GLOSSARY
The English language, extraordinarily rich and expressive in everything that concerns the practical or the imaginative life, suffers from the poverty and lack of precision of English æsthetic thought. It may therefore be useful to indicate briefly the special sense in which certain terms are used in this essay.
“Spectator: I should say that you have advanced a subtlety that is little more than a play on words.
“Friend: And I maintain that when we are speaking of the operations of the soul, no words can be delicate and subtle enough.”—Goethe.
Art—Any creation of the imagination, whether in the form of imaginative literature or of painting, sculpture, music, etc.
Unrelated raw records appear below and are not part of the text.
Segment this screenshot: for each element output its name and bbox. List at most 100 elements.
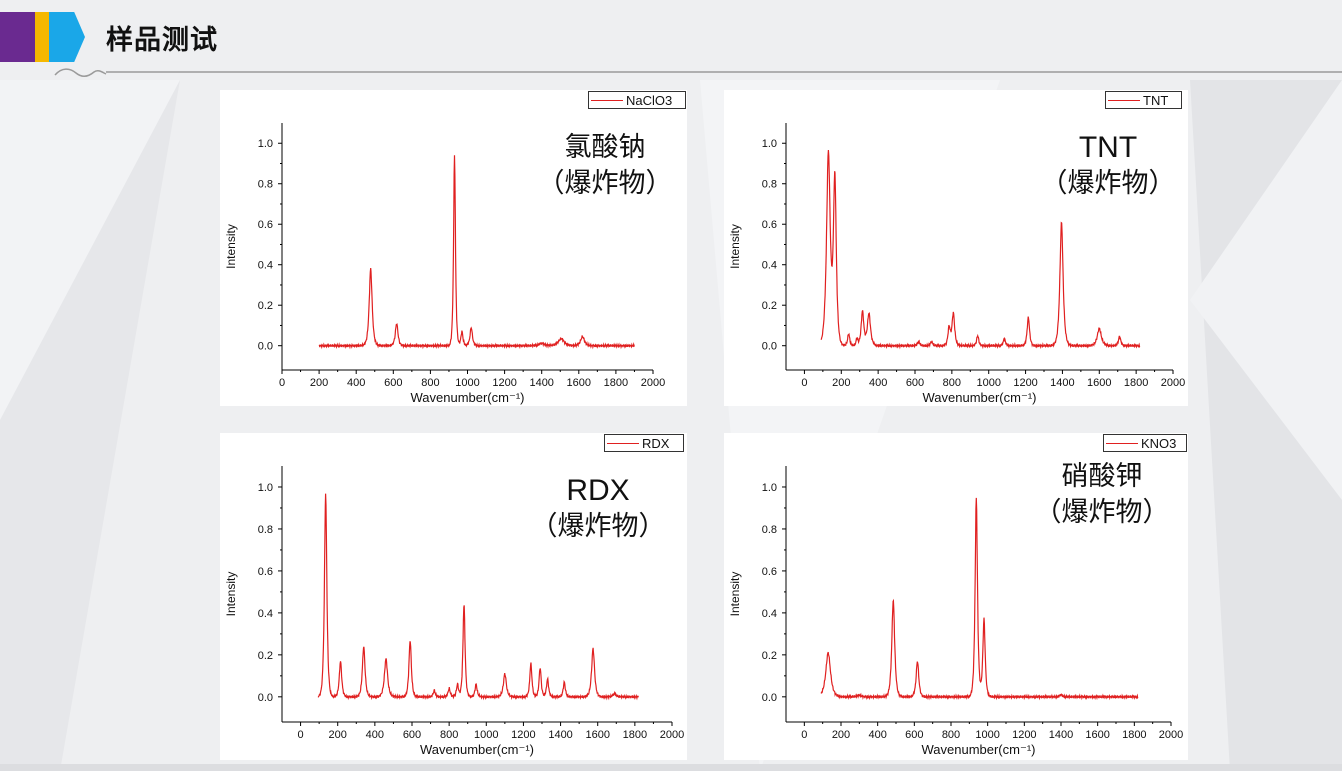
x-tick-label: 1400: [529, 377, 553, 389]
chart-naclo3: 0 200 400 600 800 1000 1200 1400 1600 1800 2000 0.0…: [224, 123, 665, 405]
annotation-subtitle: （爆炸物）: [537, 168, 673, 199]
spectrum-series-line: [318, 155, 635, 350]
annotation-tnt: TNT （爆炸物）: [1028, 130, 1188, 202]
x-tick-label: 800: [421, 377, 439, 389]
x-tick-label: 1600: [1087, 377, 1111, 389]
x-tick-label: 0: [279, 377, 285, 389]
x-tick-label: 1800: [623, 729, 647, 741]
x-tick-label: 400: [868, 729, 886, 741]
legend-naclo3: NaClO3: [588, 91, 686, 109]
annotation-title: 氯酸钠: [564, 132, 646, 163]
page-title: 样品测试: [106, 25, 218, 56]
x-tick-label: 800: [942, 729, 960, 741]
x-tick-label: 2000: [660, 729, 684, 741]
y-tick-label: 0.6: [258, 566, 273, 578]
chart-tnt: 0 200 400 600 800 1000 1200 1400 1600 1800 2000 0.0…: [728, 123, 1185, 405]
y-tick-label: 1.0: [762, 482, 777, 494]
y-axis-label: Intensity: [224, 224, 238, 269]
legend-line-swatch: [1106, 442, 1138, 444]
y-tick-label: 0.2: [762, 300, 777, 312]
x-tick-label: 1000: [976, 377, 1000, 389]
x-tick-label: 1200: [511, 729, 535, 741]
annotation-title: RDX: [566, 474, 630, 507]
x-tick-label: 2000: [1159, 729, 1183, 741]
x-tick-label: 600: [906, 377, 924, 389]
x-axis-label: Wavenumber(cm⁻¹): [922, 390, 1036, 405]
y-tick-label: 0.0: [258, 341, 273, 353]
legend-label: RDX: [642, 435, 670, 451]
legend-label: NaClO3: [626, 92, 673, 108]
y-axis-label: Intensity: [224, 572, 238, 617]
x-tick-label: 600: [905, 729, 923, 741]
legend-line-swatch: [591, 99, 623, 101]
x-tick-label: 200: [329, 729, 347, 741]
x-tick-label: 2000: [641, 377, 665, 389]
header-stripe-purple: [0, 12, 35, 62]
legend-label: KNO3: [1141, 435, 1177, 451]
x-tick-label: 1200: [1013, 377, 1037, 389]
x-tick-label: 200: [310, 377, 328, 389]
x-tick-label: 1600: [567, 377, 591, 389]
x-tick-label: 2000: [1161, 377, 1185, 389]
x-tick-label: 1600: [1085, 729, 1109, 741]
chart-rdx: 0 200 400 600 800 1000 1200 1400 1600 1800 2000 0.0…: [224, 466, 684, 757]
slide-header: 样品测试: [0, 0, 1342, 90]
annotation-kno3: 硝酸钾 （爆炸物）: [1022, 459, 1182, 531]
x-tick-label: 800: [943, 377, 961, 389]
y-tick-label: 0.8: [762, 179, 777, 191]
x-tick-label: 1400: [1049, 729, 1073, 741]
x-tick-label: 200: [832, 377, 850, 389]
x-tick-label: 1800: [1122, 729, 1146, 741]
spectrum-series-line: [317, 493, 639, 701]
y-tick-label: 0.4: [258, 260, 273, 272]
x-tick-label: 0: [801, 377, 807, 389]
annotation-title: TNT: [1078, 131, 1138, 164]
y-tick-label: 0.2: [258, 300, 273, 312]
x-tick-label: 800: [440, 729, 458, 741]
y-tick-label: 0.8: [258, 179, 273, 191]
y-tick-label: 0.0: [762, 692, 777, 704]
legend-line-swatch: [1108, 99, 1140, 101]
x-tick-label: 1400: [548, 729, 572, 741]
legend-tnt: TNT: [1105, 91, 1182, 109]
header-underline: [54, 68, 1342, 77]
chart-panel-kno3: 0 200 400 600 800 1000 1200 1400 1600 1800 2000 0.0…: [724, 433, 1188, 760]
annotation-title: 硝酸钾: [1061, 461, 1143, 492]
x-tick-label: 1000: [474, 729, 498, 741]
annotation-subtitle: （爆炸物）: [1034, 497, 1170, 528]
y-tick-label: 0.0: [258, 692, 273, 704]
legend-kno3: KNO3: [1103, 434, 1187, 452]
x-tick-label: 1800: [604, 377, 628, 389]
y-tick-label: 0.4: [258, 608, 273, 620]
legend-rdx: RDX: [604, 434, 684, 452]
y-tick-label: 1.0: [762, 138, 777, 150]
chart-panel-rdx: 0 200 400 600 800 1000 1200 1400 1600 1800 2000 0.0…: [220, 433, 687, 760]
x-tick-label: 1000: [455, 377, 479, 389]
x-tick-label: 400: [869, 377, 887, 389]
y-axis-label: Intensity: [728, 572, 742, 617]
y-tick-label: 0.4: [762, 608, 777, 620]
legend-line-swatch: [607, 442, 639, 444]
y-tick-label: 0.6: [762, 219, 777, 231]
x-tick-label: 1000: [975, 729, 999, 741]
x-tick-label: 600: [384, 377, 402, 389]
x-tick-label: 1800: [1124, 377, 1148, 389]
annotation-subtitle: （爆炸物）: [530, 511, 666, 542]
header-stripe-yellow: [35, 12, 49, 62]
y-axis-label: Intensity: [728, 224, 742, 269]
legend-label: TNT: [1143, 92, 1169, 108]
chart-kno3: 0 200 400 600 800 1000 1200 1400 1600 1800 2000 0.0…: [728, 466, 1183, 757]
x-tick-label: 0: [298, 729, 304, 741]
x-tick-label: 1200: [1012, 729, 1036, 741]
y-tick-label: 1.0: [258, 482, 273, 494]
y-tick-label: 0.6: [762, 566, 777, 578]
annotation-rdx: RDX （爆炸物）: [518, 473, 678, 545]
y-tick-label: 0.6: [258, 219, 273, 231]
x-tick-label: 400: [347, 377, 365, 389]
spectrum-series-line: [820, 497, 1139, 701]
y-tick-label: 1.0: [258, 138, 273, 150]
chart-panel-naclo3: 0 200 400 600 800 1000 1200 1400 1600 1800 2000 0.0…: [220, 90, 687, 406]
annotation-subtitle: （爆炸物）: [1040, 168, 1176, 199]
x-tick-label: 200: [832, 729, 850, 741]
y-tick-label: 0.8: [762, 524, 777, 536]
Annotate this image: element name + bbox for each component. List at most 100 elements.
Artist—The creator of a work of art in any of its forms; not used in this essay in the narrower sense of painter or sculptor.
Taste—The faculty of imaginative sympathy by which the reader or spectator is able to re-live the vision of the artist, and therefore the essential pre-requisite to all criticism.
Criticism—Any expression of taste guided by knowledge and thought. (The critic’s training in knowledge is scholarship, and his special field of thought æsthetics.)
Æsthetics—An ordered and reasoned conception of the meaning and purpose of art, intended for the guidance of the critic and not of the artist.
A Literary Theory—An isolated “idea” or theory in regard to imaginative literature, without reference to any ordered and reasoned conception of its meaning and purpose.